Lota demanda d'une voix trempée de larmes.
« Ce n'est rien. Dites-moi, je vous en prie. »
« Peu importe à quel point ma sœur me repousse, nous sommes famille. Et cela fait de Lady Voreoti ma nièce chérie. »
Alors bien sûr que je m'inquiète, dit Lota, les yeux brillants de larmes.
Son numéro fonctionna à la perfection.
Les larmes pures et tristes et le doux sourire d'une belle femme suffisaient amplement à émouvoir les cœurs.
Même les dames qui commençaient à se lasser de la situation furent attirées par la sympathie.

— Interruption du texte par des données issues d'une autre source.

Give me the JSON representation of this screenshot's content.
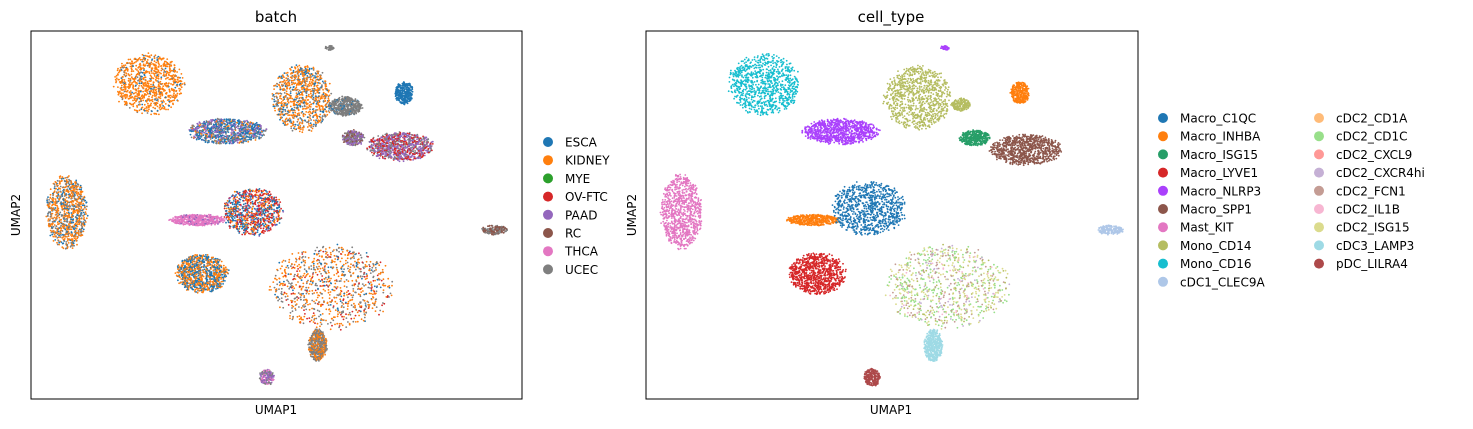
{
  "chart_data": [
    {
      "type": "scatter",
      "title": "batch",
      "xlabel": "UMAP1",
      "ylabel": "UMAP2",
      "grid": false,
      "ticks": false,
      "legend_placement": "right",
      "legend": [
        {
          "label": "ESCA",
          "color": "#1f77b4"
        },
        {
          "label": "KIDNEY",
          "color": "#ff7f0e"
        },
        {
          "label": "MYE",
          "color": "#2ca02c"
        },
        {
          "label": "OV-FTC",
          "color": "#d62728"
        },
        {
          "label": "PAAD",
          "color": "#9467bd"
        },
        {
          "label": "RC",
          "color": "#8c564b"
        },
        {
          "label": "THCA",
          "color": "#e377c2"
        },
        {
          "label": "UCEC",
          "color": "#7f7f7f"
        }
      ],
      "xlim": [
        -10,
        15
      ],
      "ylim": [
        -10,
        12
      ],
      "clusters": [
        {
          "x": -4.0,
          "y": 8.8,
          "rx": 1.9,
          "ry": 1.9,
          "mix": {
            "KIDNEY": 0.85,
            "ESCA": 0.08,
            "UCEC": 0.07
          }
        },
        {
          "x": 3.8,
          "y": 8.0,
          "rx": 1.6,
          "ry": 2.1,
          "mix": {
            "KIDNEY": 0.6,
            "ESCA": 0.2,
            "UCEC": 0.2
          }
        },
        {
          "x": 6.0,
          "y": 7.5,
          "rx": 0.9,
          "ry": 0.6,
          "mix": {
            "UCEC": 0.9,
            "ESCA": 0.1
          }
        },
        {
          "x": 9.0,
          "y": 8.3,
          "rx": 0.5,
          "ry": 0.7,
          "mix": {
            "ESCA": 1.0
          }
        },
        {
          "x": 5.2,
          "y": 11.0,
          "rx": 0.25,
          "ry": 0.15,
          "mix": {
            "UCEC": 1.0
          }
        },
        {
          "x": 0.0,
          "y": 6.0,
          "rx": 2.1,
          "ry": 0.8,
          "mix": {
            "ESCA": 0.45,
            "PAAD": 0.25,
            "UCEC": 0.2,
            "KIDNEY": 0.1
          }
        },
        {
          "x": 6.4,
          "y": 5.6,
          "rx": 0.6,
          "ry": 0.5,
          "mix": {
            "PAAD": 0.4,
            "RC": 0.3,
            "UCEC": 0.3
          }
        },
        {
          "x": 8.8,
          "y": 5.1,
          "rx": 1.8,
          "ry": 0.9,
          "mix": {
            "PAAD": 0.45,
            "OV-FTC": 0.3,
            "UCEC": 0.25
          }
        },
        {
          "x": -8.2,
          "y": 1.2,
          "rx": 1.1,
          "ry": 2.3,
          "mix": {
            "KIDNEY": 0.55,
            "ESCA": 0.2,
            "UCEC": 0.25
          }
        },
        {
          "x": -1.5,
          "y": 0.7,
          "rx": 1.5,
          "ry": 0.35,
          "mix": {
            "THCA": 0.9,
            "PAAD": 0.1
          }
        },
        {
          "x": 1.3,
          "y": 1.2,
          "rx": 1.6,
          "ry": 1.5,
          "mix": {
            "ESCA": 0.35,
            "OV-FTC": 0.35,
            "KIDNEY": 0.2,
            "PAAD": 0.1
          }
        },
        {
          "x": -1.3,
          "y": -2.5,
          "rx": 1.4,
          "ry": 1.2,
          "mix": {
            "KIDNEY": 0.5,
            "ESCA": 0.4,
            "UCEC": 0.1
          }
        },
        {
          "x": 5.3,
          "y": -3.3,
          "rx": 3.3,
          "ry": 2.6,
          "mix": {
            "KIDNEY": 0.5,
            "UCEC": 0.3,
            "ESCA": 0.1,
            "OV-FTC": 0.1
          }
        },
        {
          "x": 4.6,
          "y": -6.8,
          "rx": 0.5,
          "ry": 1.0,
          "mix": {
            "UCEC": 0.6,
            "KIDNEY": 0.4
          }
        },
        {
          "x": 13.6,
          "y": 0.1,
          "rx": 0.7,
          "ry": 0.3,
          "mix": {
            "RC": 0.6,
            "UCEC": 0.4
          }
        },
        {
          "x": 2.0,
          "y": -8.7,
          "rx": 0.4,
          "ry": 0.5,
          "mix": {
            "PAAD": 0.5,
            "THCA": 0.3,
            "UCEC": 0.2
          }
        }
      ]
    },
    {
      "type": "scatter",
      "title": "cell_type",
      "xlabel": "UMAP1",
      "ylabel": "UMAP2",
      "grid": false,
      "ticks": false,
      "legend_placement": "right",
      "legend": [
        {
          "label": "Macro_C1QC",
          "color": "#1f77b4"
        },
        {
          "label": "Macro_INHBA",
          "color": "#ff7f0e"
        },
        {
          "label": "Macro_ISG15",
          "color": "#279e68"
        },
        {
          "label": "Macro_LYVE1",
          "color": "#d62728"
        },
        {
          "label": "Macro_NLRP3",
          "color": "#aa40fc"
        },
        {
          "label": "Macro_SPP1",
          "color": "#8c564b"
        },
        {
          "label": "Mast_KIT",
          "color": "#e377c2"
        },
        {
          "label": "Mono_CD14",
          "color": "#b5bd61"
        },
        {
          "label": "Mono_CD16",
          "color": "#17becf"
        },
        {
          "label": "cDC1_CLEC9A",
          "color": "#aec7e8"
        },
        {
          "label": "cDC2_CD1A",
          "color": "#ffbb78"
        },
        {
          "label": "cDC2_CD1C",
          "color": "#98df8a"
        },
        {
          "label": "cDC2_CXCL9",
          "color": "#ff9896"
        },
        {
          "label": "cDC2_CXCR4hi",
          "color": "#c5b0d5"
        },
        {
          "label": "cDC2_FCN1",
          "color": "#c49c94"
        },
        {
          "label": "cDC2_IL1B",
          "color": "#f7b6d2"
        },
        {
          "label": "cDC2_ISG15",
          "color": "#dbdb8d"
        },
        {
          "label": "cDC3_LAMP3",
          "color": "#9edae5"
        },
        {
          "label": "pDC_LILRA4",
          "color": "#ad494a"
        }
      ],
      "xlim": [
        -10,
        15
      ],
      "ylim": [
        -10,
        12
      ],
      "clusters": [
        {
          "x": -4.0,
          "y": 8.8,
          "rx": 1.9,
          "ry": 1.9,
          "mix": {
            "Mono_CD16": 1.0
          }
        },
        {
          "x": 3.8,
          "y": 8.0,
          "rx": 1.8,
          "ry": 2.0,
          "mix": {
            "Mono_CD14": 1.0
          }
        },
        {
          "x": 6.0,
          "y": 7.6,
          "rx": 0.5,
          "ry": 0.4,
          "mix": {
            "Mono_CD14": 1.0
          }
        },
        {
          "x": 9.0,
          "y": 8.3,
          "rx": 0.5,
          "ry": 0.7,
          "mix": {
            "Macro_INHBA": 1.0
          }
        },
        {
          "x": 5.2,
          "y": 11.0,
          "rx": 0.25,
          "ry": 0.15,
          "mix": {
            "Macro_NLRP3": 1.0
          }
        },
        {
          "x": -0.1,
          "y": 6.0,
          "rx": 2.0,
          "ry": 0.8,
          "mix": {
            "Macro_NLRP3": 1.0
          }
        },
        {
          "x": 6.7,
          "y": 5.6,
          "rx": 0.8,
          "ry": 0.5,
          "mix": {
            "Macro_ISG15": 1.0
          }
        },
        {
          "x": 9.3,
          "y": 4.9,
          "rx": 1.9,
          "ry": 0.95,
          "mix": {
            "Macro_SPP1": 1.0
          }
        },
        {
          "x": -8.2,
          "y": 1.2,
          "rx": 1.1,
          "ry": 2.3,
          "mix": {
            "Mast_KIT": 1.0
          }
        },
        {
          "x": -1.5,
          "y": 0.7,
          "rx": 1.4,
          "ry": 0.35,
          "mix": {
            "Macro_INHBA": 1.0
          }
        },
        {
          "x": 1.3,
          "y": 1.4,
          "rx": 2.0,
          "ry": 1.7,
          "mix": {
            "Macro_C1QC": 1.0
          }
        },
        {
          "x": -1.3,
          "y": -2.5,
          "rx": 1.5,
          "ry": 1.3,
          "mix": {
            "Macro_LYVE1": 1.0
          }
        },
        {
          "x": 5.3,
          "y": -3.3,
          "rx": 3.3,
          "ry": 2.6,
          "mix": {
            "cDC2_CD1C": 0.3,
            "cDC2_ISG15": 0.3,
            "cDC2_FCN1": 0.15,
            "cDC2_CXCR4hi": 0.1,
            "Mono_CD14": 0.1,
            "cDC2_IL1B": 0.05
          }
        },
        {
          "x": 4.6,
          "y": -6.8,
          "rx": 0.5,
          "ry": 1.0,
          "mix": {
            "cDC3_LAMP3": 1.0
          }
        },
        {
          "x": 13.6,
          "y": 0.1,
          "rx": 0.7,
          "ry": 0.3,
          "mix": {
            "cDC1_CLEC9A": 1.0
          }
        },
        {
          "x": 1.5,
          "y": -8.7,
          "rx": 0.45,
          "ry": 0.55,
          "mix": {
            "pDC_LILRA4": 1.0
          }
        }
      ]
    }
  ]
}
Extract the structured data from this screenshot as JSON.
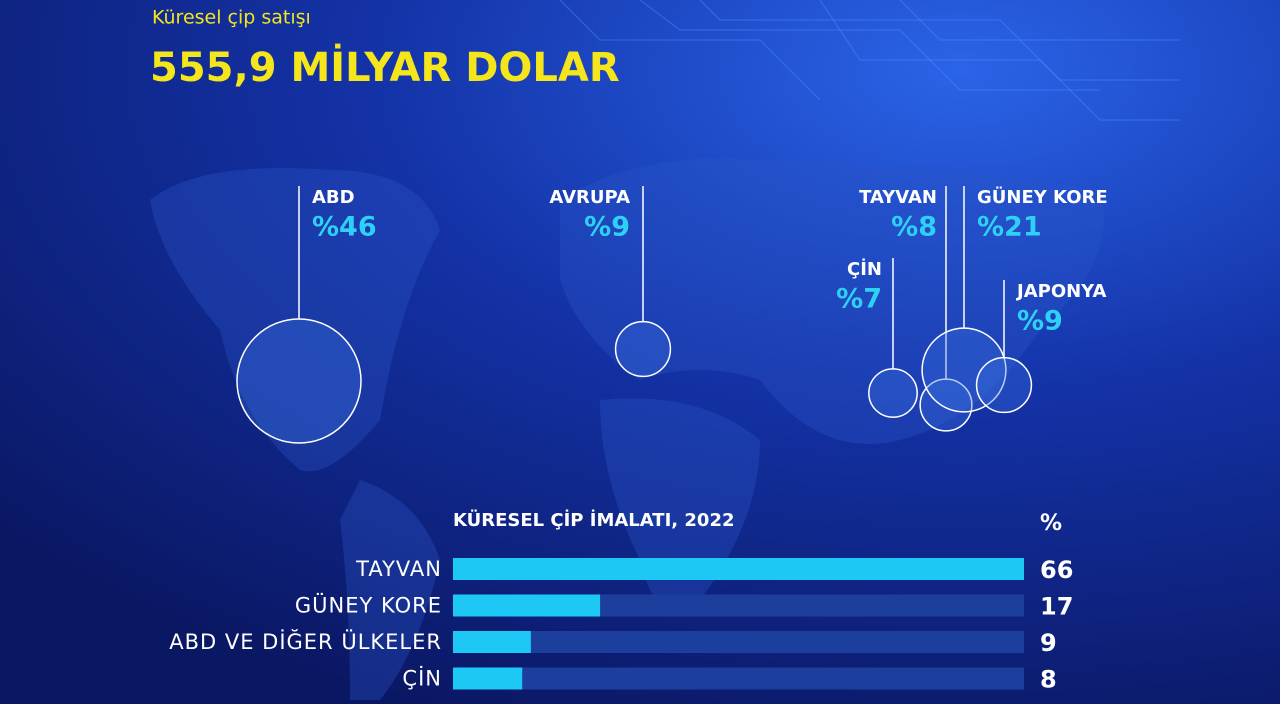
{
  "chart_data": [
    {
      "type": "bubble",
      "title": "Küresel çip satışı",
      "subtitle": "555,9 MİLYAR DOLAR",
      "categories": [
        "ABD",
        "AVRUPA",
        "TAYVAN",
        "GÜNEY KORE",
        "ÇİN",
        "JAPONYA"
      ],
      "values": [
        46,
        9,
        8,
        21,
        7,
        9
      ],
      "value_labels": [
        "%46",
        "%9",
        "%8",
        "%21",
        "%7",
        "%9"
      ],
      "color": "#2fd0f5"
    },
    {
      "type": "bar",
      "title": "KÜRESEL ÇİP İMALATI, 2022",
      "unit": "%",
      "categories": [
        "TAYVAN",
        "GÜNEY KORE",
        "ABD VE DİĞER ÜLKELER",
        "ÇİN"
      ],
      "values": [
        66,
        17,
        9,
        8
      ],
      "xlim": [
        0,
        66
      ],
      "color": "#1ec8f5",
      "track_color": "#1c3f9e"
    }
  ]
}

« Ce n'est rien de majeur, vraiment... »
La dame qui avait commencé à parler finit par dire, prudemment.
« Mais Lady Voreoti portait un bracelet à son poignet... »
Cela avait attiré son attention.
Lota se rappela aussi l'avoir vu.
Cette agaçante fille aux cheveux noirs, qui faisait la mignonne à côté de sa sœur — elle portait un fin bracelet de fil d'or à son poignet droit.
Dénoué, il aurait pu servir de collier.
Et attaché à celui-ci... se trouvait un pendentif bien particulier.
« Vous savez ce que c'était, cet ornement, n'est-ce pas ? »
Alors que la dame posait la question, Lota hocha lentement la tête.
« Mon poignet va pourrir ! »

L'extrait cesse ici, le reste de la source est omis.